TetraMem Announces 22nm Multi-Level RRAM Analog In-Memory Computing SoC Milestone
semiconductor-digest.com May 19, 2026

TetraMem Announces 22nm Multi-Level RRAM Analog In-Memory Computing SoC Milestone

AI-summarised brief · reviewed before publication

TetraMem Inc. announced the successful tape-out and initial silicon validation of its MLX200 platform, a 22nm multi-level RRAM-based analog in-memory computing system-on-chip. This achievement marks a significant step toward commercializing analog computing architectures based on emerging non-volatile memory technologies. The MLX200 platform integrates multi-level RRAM arrays with mixed-signal compute engines, enabling high-throughput vector-matrix operations within memory.
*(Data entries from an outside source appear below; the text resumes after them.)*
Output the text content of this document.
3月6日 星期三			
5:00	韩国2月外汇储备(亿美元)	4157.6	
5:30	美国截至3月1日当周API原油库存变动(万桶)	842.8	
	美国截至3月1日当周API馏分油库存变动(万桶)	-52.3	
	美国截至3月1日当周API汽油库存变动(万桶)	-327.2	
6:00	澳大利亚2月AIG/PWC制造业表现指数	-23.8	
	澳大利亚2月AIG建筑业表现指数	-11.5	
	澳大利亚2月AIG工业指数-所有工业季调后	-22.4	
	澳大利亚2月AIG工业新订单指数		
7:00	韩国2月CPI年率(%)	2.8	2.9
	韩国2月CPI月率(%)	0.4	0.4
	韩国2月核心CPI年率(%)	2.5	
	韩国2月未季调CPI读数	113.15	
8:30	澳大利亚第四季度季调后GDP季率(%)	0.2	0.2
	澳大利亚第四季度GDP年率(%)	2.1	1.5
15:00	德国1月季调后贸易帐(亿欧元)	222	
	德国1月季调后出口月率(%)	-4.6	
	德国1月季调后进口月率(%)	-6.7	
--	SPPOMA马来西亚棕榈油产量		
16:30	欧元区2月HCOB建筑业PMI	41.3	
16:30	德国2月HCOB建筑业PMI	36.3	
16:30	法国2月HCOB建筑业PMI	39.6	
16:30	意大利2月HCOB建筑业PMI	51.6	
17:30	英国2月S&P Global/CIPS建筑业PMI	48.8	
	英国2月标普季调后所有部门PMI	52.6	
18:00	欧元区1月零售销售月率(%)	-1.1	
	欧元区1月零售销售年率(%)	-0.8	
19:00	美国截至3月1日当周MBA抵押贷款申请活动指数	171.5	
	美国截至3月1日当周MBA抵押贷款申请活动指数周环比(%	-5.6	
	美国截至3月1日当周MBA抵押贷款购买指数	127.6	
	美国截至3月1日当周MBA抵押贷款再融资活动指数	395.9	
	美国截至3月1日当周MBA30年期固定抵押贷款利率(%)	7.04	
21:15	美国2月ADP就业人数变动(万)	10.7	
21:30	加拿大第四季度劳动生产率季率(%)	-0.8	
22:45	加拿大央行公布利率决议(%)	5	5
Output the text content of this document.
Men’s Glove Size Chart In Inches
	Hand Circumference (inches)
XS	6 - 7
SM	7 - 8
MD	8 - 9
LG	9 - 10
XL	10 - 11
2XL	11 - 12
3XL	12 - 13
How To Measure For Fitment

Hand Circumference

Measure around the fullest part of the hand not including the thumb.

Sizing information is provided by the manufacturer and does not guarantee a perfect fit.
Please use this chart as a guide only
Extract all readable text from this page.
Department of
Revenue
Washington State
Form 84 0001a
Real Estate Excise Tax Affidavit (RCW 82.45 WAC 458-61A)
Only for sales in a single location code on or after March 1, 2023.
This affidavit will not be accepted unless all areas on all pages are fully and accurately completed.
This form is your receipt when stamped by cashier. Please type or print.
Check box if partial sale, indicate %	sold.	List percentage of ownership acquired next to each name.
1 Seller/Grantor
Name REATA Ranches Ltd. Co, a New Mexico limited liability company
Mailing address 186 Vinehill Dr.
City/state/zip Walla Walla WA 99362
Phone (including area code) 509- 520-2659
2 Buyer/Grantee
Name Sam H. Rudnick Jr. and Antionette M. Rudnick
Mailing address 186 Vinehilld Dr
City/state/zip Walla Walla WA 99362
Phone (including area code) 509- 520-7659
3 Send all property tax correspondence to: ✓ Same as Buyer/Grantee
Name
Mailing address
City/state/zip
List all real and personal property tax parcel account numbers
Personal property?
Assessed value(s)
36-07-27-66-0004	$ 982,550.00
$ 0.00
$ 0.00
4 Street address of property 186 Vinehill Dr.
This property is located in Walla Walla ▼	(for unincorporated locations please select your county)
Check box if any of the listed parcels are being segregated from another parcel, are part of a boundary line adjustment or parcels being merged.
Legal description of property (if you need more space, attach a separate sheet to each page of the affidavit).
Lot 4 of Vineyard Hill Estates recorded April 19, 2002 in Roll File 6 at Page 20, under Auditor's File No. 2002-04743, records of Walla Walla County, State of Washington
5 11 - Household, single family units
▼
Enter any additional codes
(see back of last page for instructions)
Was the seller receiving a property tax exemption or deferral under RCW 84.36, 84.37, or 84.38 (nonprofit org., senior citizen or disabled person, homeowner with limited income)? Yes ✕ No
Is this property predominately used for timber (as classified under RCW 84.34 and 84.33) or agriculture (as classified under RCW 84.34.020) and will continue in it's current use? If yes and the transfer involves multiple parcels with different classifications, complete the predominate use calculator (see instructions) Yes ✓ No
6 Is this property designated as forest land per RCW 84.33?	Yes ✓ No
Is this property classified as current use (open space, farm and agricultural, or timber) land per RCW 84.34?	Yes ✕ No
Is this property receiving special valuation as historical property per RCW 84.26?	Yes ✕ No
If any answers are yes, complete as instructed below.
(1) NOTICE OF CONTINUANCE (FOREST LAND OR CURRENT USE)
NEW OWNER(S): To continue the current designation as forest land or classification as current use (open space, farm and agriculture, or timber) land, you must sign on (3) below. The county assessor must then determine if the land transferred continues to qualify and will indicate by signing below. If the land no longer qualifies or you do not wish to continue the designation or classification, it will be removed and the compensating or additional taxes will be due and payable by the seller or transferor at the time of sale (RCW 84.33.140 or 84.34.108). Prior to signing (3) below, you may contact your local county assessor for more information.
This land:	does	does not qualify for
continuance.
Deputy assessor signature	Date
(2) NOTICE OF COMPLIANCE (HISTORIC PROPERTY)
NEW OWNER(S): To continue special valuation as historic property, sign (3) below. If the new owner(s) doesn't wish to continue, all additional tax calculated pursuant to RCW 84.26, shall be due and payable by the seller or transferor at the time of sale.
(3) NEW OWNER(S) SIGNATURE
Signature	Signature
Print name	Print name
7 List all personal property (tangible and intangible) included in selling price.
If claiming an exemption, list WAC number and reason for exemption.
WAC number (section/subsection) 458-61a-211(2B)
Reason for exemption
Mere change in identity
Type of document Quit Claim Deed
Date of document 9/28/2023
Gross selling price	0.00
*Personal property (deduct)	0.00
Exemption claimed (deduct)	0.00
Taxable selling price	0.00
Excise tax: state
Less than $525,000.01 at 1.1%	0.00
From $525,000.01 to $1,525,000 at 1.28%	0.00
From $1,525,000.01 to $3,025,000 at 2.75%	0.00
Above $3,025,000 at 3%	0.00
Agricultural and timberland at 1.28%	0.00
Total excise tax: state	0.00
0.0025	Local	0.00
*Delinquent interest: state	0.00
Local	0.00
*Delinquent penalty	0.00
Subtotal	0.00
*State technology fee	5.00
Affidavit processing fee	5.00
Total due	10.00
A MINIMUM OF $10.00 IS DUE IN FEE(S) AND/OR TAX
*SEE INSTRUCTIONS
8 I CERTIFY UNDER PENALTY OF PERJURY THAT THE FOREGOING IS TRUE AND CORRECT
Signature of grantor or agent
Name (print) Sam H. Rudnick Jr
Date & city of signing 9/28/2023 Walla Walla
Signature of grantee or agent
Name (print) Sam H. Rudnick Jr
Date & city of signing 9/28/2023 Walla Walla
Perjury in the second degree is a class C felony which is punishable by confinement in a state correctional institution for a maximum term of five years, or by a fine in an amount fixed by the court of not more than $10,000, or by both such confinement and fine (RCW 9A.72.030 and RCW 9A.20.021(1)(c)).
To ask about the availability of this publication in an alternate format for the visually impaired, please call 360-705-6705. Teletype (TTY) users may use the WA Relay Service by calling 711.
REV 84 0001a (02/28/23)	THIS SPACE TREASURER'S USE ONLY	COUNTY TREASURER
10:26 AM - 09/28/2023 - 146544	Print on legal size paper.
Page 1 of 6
Early silicon results indicate consistent functionality across arrays, supporting the viability of this approach for embedded non-volatile memory and compute-in-memory applications. The milestone builds on TetraMem's earlier work, demonstrating the feasibility of bringing multi-level RRAM into advanced-node commercial silicon, with evaluated sampling expected in the second half of 2026.

💡 Why It Matters

  • · By performing computation directly within memory arrays, TetraMem's technology reduces data movement and improves system-level efficiency, addressing a major bottleneck in modern AI systems.
  • · This breakthrough enables the development of more energy-efficient and scalable AI systems.